Intrusion Detection in IoT Networks with Kernel-Level Hardware Monitoring
Open Access
Author:
Cosson, Adrien
Graduate Program:
Computer Science and Engineering
Degree:
Master of Science
Document Type:
Master Thesis
Date of Defense:
July 08, 2020
Committee Members:
Patrick Drew Mcdaniel, Thesis Advisor/Co-Advisor Chitaranjan Das, Program Head/Chair Gang Tan, Committee Member
Keywords:
IoT Network Security Intrusion Detection Linux Kernel Module
Abstract:
IoT systems have been broadly adopted, and we are now seeing increasing deployment in both home and commercial environments. However, with this broad distribution of new technology, there has been an introduction of new classes of attacks, specifically targeting IoT networks and devices.

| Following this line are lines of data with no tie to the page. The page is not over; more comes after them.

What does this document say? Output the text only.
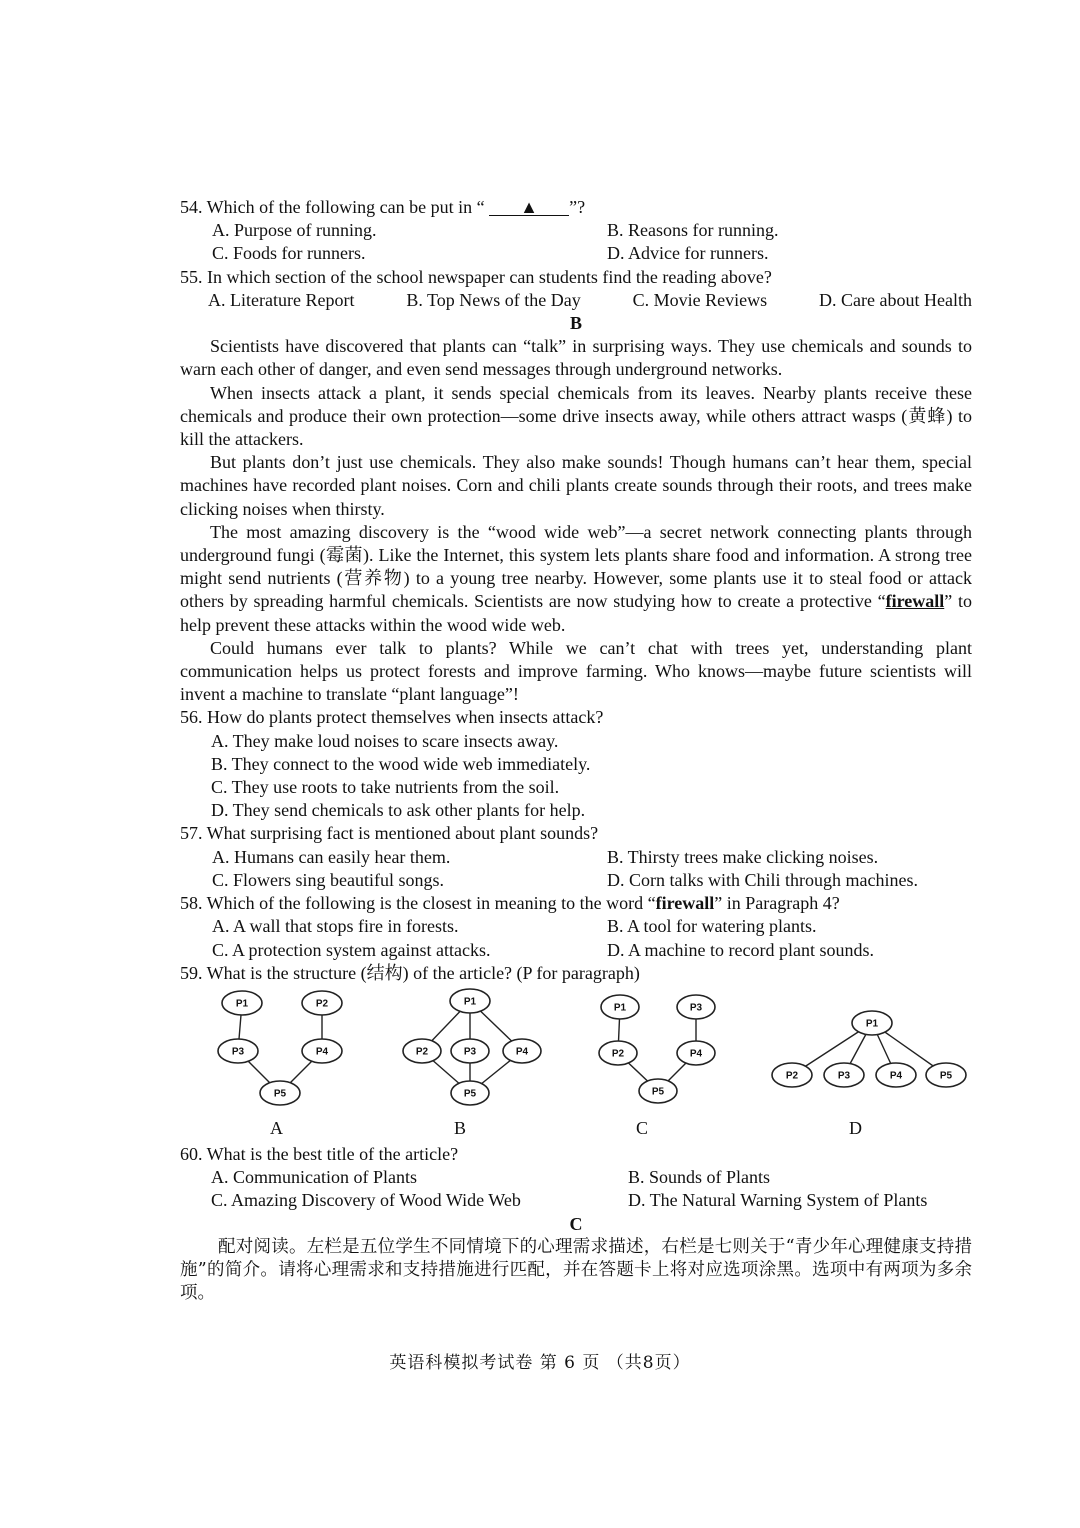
54. Which of the following can be put in “ ▲ ”?

A. Purpose of running.	B. Reasons for running.
C. Foods for runners.	D. Advice for runners.

55. In which section of the school newspaper can students find the reading above?

A. Literature Report	B. Top News of the Day	C. Movie Reviews	D. Care about Health

B

Scientists have discovered that plants can “talk” in surprising ways. They use chemicals and sounds to warn each other of danger, and even send messages through underground networks.

When insects attack a plant, it sends special chemicals from its leaves. Nearby plants receive these chemicals and produce their own protection—some drive insects away, while others attract wasps (黄蜂) to kill the attackers.

But plants don’t just use chemicals. They also make sounds! Though humans can’t hear them, special machines have recorded plant noises. Corn and chili plants create sounds through their roots, and trees make clicking noises when thirsty.

The most amazing discovery is the “wood wide web”—a secret network connecting plants through underground fungi (霉菌). Like the Internet, this system lets plants share food and information. A strong tree might send nutrients (营养物) to a young tree nearby. However, some plants use it to steal food or attack others by spreading harmful chemicals. Scientists are now studying how to create a protective “firewall” to help prevent these attacks within the wood wide web.

Could humans ever talk to plants? While we can’t chat with trees yet, understanding plant communication helps us protect forests and improve farming. Who knows—maybe future scientists will invent a machine to translate “plant language”!

56. How do plants protect themselves when insects attack?

A. They make loud noises to scare insects away.
B. They connect to the wood wide web immediately.
C. They use roots to take nutrients from the soil.
D. They send chemicals to ask other plants for help.

57. What surprising fact is mentioned about plant sounds?

A. Humans can easily hear them.	B. Thirsty trees make clicking noises.
C. Flowers sing beautiful songs.	D. Corn talks with Chili through machines.

58. Which of the following is the closest in meaning to the word “firewall” in Paragraph 4?

A. A wall that stops fire in forests.	B. A tool for watering plants.
C. A protection system against attacks.	D. A machine to record plant sounds.

59. What is the structure (结构) of the article? (P for paragraph)

P1	P2
P3	P4
P5
P1
P2	P3	P4
P5
P1	P3
P2	P4
P5
P1
P2	P3	P4	P5
A	B	C	D

60. What is the best title of the article?

A. Communication of Plants	B. Sounds of Plants
C. Amazing Discovery of Wood Wide Web	D. The Natural Warning System of Plants

C

配对阅读。左栏是五位学生不同情境下的心理需求描述，右栏是七则关于“青少年心理健康支持措施”的简介。请将心理需求和支持措施进行匹配，并在答题卡上将对应选项涂黑。选项中有两项为多余项。

英语科模拟考试卷 第 6 页 （共8页）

Due to the constrained natures of IoT devices, as well as the opacity of IoT framework, standard intrusion detection systems cannot be applied here.
In this paper, we introduce Sentinel, a new framework aimed at facilitating the conception of novel detection system.
By leveraging common features of IoT frameworks, we expose, collect and centralize low-level system information of each smart device in a network.
We demonstrate that the data collected contains some strong signal, by designing a proof of concept intrusion detector that reaches a 95.7% accuracy. We also perform a power consumption analysis to prove that Sentinel is compatible with the power requirements of battery-operated devices, by increasing the power usage by less than 1%.
We believe that this framework can be used to design highly performant, specialized IoT intrusion detection systems.